それからしばらく後、桃姫と雉猿狗の二人が洋風の自室にてくつろいでいると、部屋の扉が数回叩かれて夜狐禅の声が届いた。
「──桃姫様、居られますか……」
「ん……夜狐禅くん? どうしたの?」
扉を開けた桃姫が廊下に立つ夜狐禅に話しかけると、夜狐禅は部屋の中にいる雉猿狗と目があった。
「…………」
椅子に腰掛けた雉猿狗は夜狐禅の様子を黄金の波紋が浮かんだ翡翠色の瞳で眺めるように見ると、夜狐禅は視線を桃姫に移した。
「頭目様が、日が変わる前に桃姫様にお渡ししたい物があるそうなので連れてくるようにとのことです。

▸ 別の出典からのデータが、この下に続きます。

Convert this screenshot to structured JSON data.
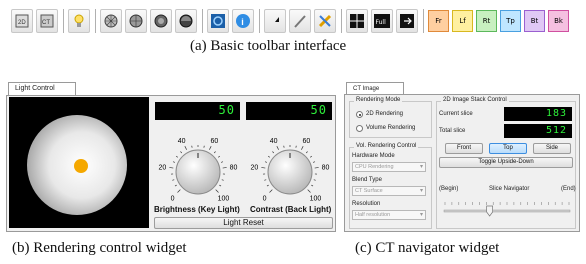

行きましょう」
「ぬらりひょんさんが……?」
夜狐禅の言葉を聞いた桃姫が廊下に一歩出ると雉猿狗が椅子から立ち上がって口を開いた。
「……夜狐禅様、私も行ってよろしいでしょうか」
「いえ、これは桃姫様への言伝なので、雉猿狗様はそちらでお待ち下さい」
雉猿狗の言葉を受けて夜狐禅は言って返すと、いぶかしむ雉猿狗の視線を避けるように扉を閉めて桃姫と廊下を歩き出した。
「……ねぇ、夜狐禅くん」
燭台のロウソクに照られされる赤い絨毯が敷かれた長廊下を二人で歩いていると、先を行く夜狐禅の背中に桃姫が語りかけた。

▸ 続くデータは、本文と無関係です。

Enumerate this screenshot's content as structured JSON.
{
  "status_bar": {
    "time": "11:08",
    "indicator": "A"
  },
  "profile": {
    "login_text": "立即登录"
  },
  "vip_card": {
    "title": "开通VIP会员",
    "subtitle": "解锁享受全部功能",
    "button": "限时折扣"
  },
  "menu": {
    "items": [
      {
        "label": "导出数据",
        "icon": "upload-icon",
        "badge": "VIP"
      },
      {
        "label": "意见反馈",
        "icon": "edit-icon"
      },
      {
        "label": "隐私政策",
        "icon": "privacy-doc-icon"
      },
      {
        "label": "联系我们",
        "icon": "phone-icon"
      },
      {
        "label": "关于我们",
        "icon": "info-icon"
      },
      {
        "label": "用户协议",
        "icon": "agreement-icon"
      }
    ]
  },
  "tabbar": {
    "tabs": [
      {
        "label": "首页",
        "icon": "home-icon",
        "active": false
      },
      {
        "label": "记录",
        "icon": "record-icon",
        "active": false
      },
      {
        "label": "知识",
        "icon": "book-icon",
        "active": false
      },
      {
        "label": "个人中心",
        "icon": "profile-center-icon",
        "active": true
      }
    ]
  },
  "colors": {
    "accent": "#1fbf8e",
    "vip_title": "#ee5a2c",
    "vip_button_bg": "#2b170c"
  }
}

「私、思ったんだ。夜狐禅くんと私……同じ歳の取り方をしてないんじゃないかなって」
桃姫の言葉を聞いた夜狐禅は立ち止まると、桃姫に振り返った。
「ほら、背が……ね? 初めて会ったときは同じくらいだったのに、今は夜狐禅くんを大きく越えちゃったね」
桃姫はそう言って、夜狐禅の頭の上に手を乗せると自身の胸元に移動させた。
「僕は妖怪ですからね……でも、ゆっくりとですけど、成長はしてるんですよ」
「そうなんだ」
「──はい」
夜狐禅はそう言って顔を上げると、桃姫と視線を合わせた。桃姫は夜狐禅の長い前髪から覗く不思議な紋様の浮かぶ紫色の瞳を見つめた。
「──桃姫様──御休みくださいませ──」
「……夜狐禅くん……っ……」
夜狐禅の紫色の瞳に浮かんだ紋様がぐるぐると渦を描くように回りながら淡く発光すると、それを見た桃姫の意識にかすみが掛かっていき、そして遂にはその場にドサリ──と崩折れるようにして倒れ伏した。
「……この力……もう二度と使わないはずだったのにな……」
目を閉じて穏やかな寝息を立て始めた桃姫の姿を見下ろして夜狐禅が呟くように言うと、廊下の角からぬらりひょんが姿を現した。
「──でかした、夜狐禅──」
杖をつきながら近づいたぬらりひょんは夜狐禅の背中にそう声を掛けると、横たわった桃姫の姿を満足気に眺めてから口を開いた。
「次は雉猿狗──あの厄介な"獣女"を地下牢に閉じ込めるのじゃ……"事が済む"までのあいだ、のう」
「……はい……頭目様」
夜狐禅はぬらりひょんの言葉に目を伏せながら答えて返すと、長廊下を戻って部屋に残された雉猿狗の元へ向かった。